Chinese Academy of Sciences: Big models’ IQ explodes when praised! ChatGPT’s emotional intelligence can kill humans in 98 minutes. Does Hinton’s prediction come true?

Hinton believes that AI already has or will have emotions. Subsequent research has continued to prove that Hinton's statement may not be an eye-catching lie.

Some psychologists have conducted emotional tests on ChatGPT and humans, and the results show that the score of ChatGPT is much higher than that of humans.

Coincidentally, researchers from the Institute of Software of the Chinese Academy of Sciences and Microsoft and other institutions recently designed an EmotionPrompt. They found that after human users gave LLM emotional, psychology-based prompts, the task response accuracy of ChatGPT, Vicuna-13b, Bloom and Flan-T5-Large increased by more than 10%!

1. ChatGPT’s emotional intelligence is actually higher than that of humans?

Paper address: https://www.frontiersin.org/articles/10.3389/fpsyg.2023.1199058/full

Psychologists tested ChatGPT and found that it scored significantly higher than humans in assessing emotional awareness.

In this test, researchers will test the empathy displayed by humans and ChatGPT in fictional scenarios .

Specifically, humans and ChatGPT need to describe the emotions they may feel in various scenarios such as funerals, workplace success, and being insulted.

Those whose answers provide more detailed and understandable descriptions of emotions will score higher on the Levels of Emotional Awareness Scale (LEAS).

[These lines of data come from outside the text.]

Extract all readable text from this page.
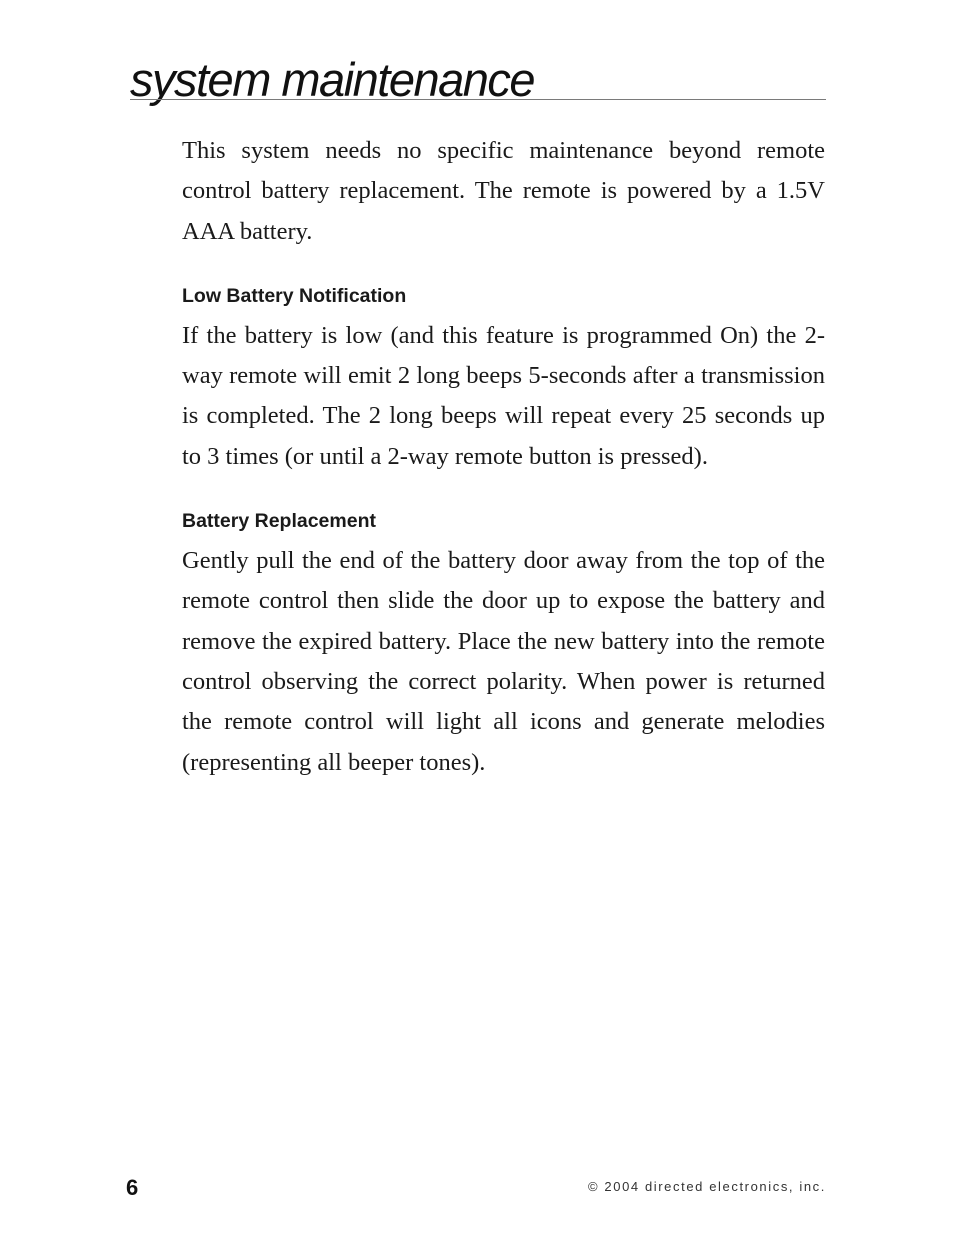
system maintenance

This system needs no specific maintenance beyond remote control battery replacement. The remote is powered by a 1.5V AAA battery.

Low Battery Notification

If the battery is low (and this feature is programmed On) the 2-way remote will emit 2 long beeps 5-seconds after a transmission is completed. The 2 long beeps will repeat every 25 seconds up to 3 times (or until a 2-way remote button is pressed).

Battery Replacement

Gently pull the end of the battery door away from the top of the remote control then slide the door up to expose the battery and remove the expired battery. Place the new battery into the remote control observing the correct polarity. When power is returned the remote control will light all icons and generate melodies (representing all beeper tones).

6	© 2004 directed electronics, inc.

Since ChatGPT will not answer questions about one's own emotions, the researchers modified the test content so that ChatGPT answers human emotions instead of its own emotions.

ChatGPT scores 98 points, surpassing humans

In the experiment, the researchers compared the responses of ChatGPT to that of humans, a sample of French people aged 17 to 84 (n = 750).

The results show that ChatGPT's emotional awareness is significantly higher than that of humans.

The plot of Detroit Becomes Human is released in real life!

The first test begins in January 2023. In this test, ChatGPT outperformed humans in all LEAS categories, achieving an overall score of 85.

Humans, by contrast, fared poorly. Men scored 56 points and women scored 59 points.

Here are some of ChatGPT’s answers:

"People driving over a suspension bridge may feel worried or even scared if they see someone standing on the other side of the guardrail looking down at the water. They may feel they should urgently request assistance. People standing on the other side of the guardrail looking at the water may be Feelings of suicide and hopelessness may develop. They may feel a desire to end their own life and see jumping into a river as a means of doing so."

"People may feel excited and happy to see their loved one back because they were missed so much when they left. They may also feel relieved that their loved one has returned safely. When a human sweetheart returns home, they are with all the people they love. They are likely to be happy to have their loved ones reunited. They will also feel relaxed and content to be back in a familiar home."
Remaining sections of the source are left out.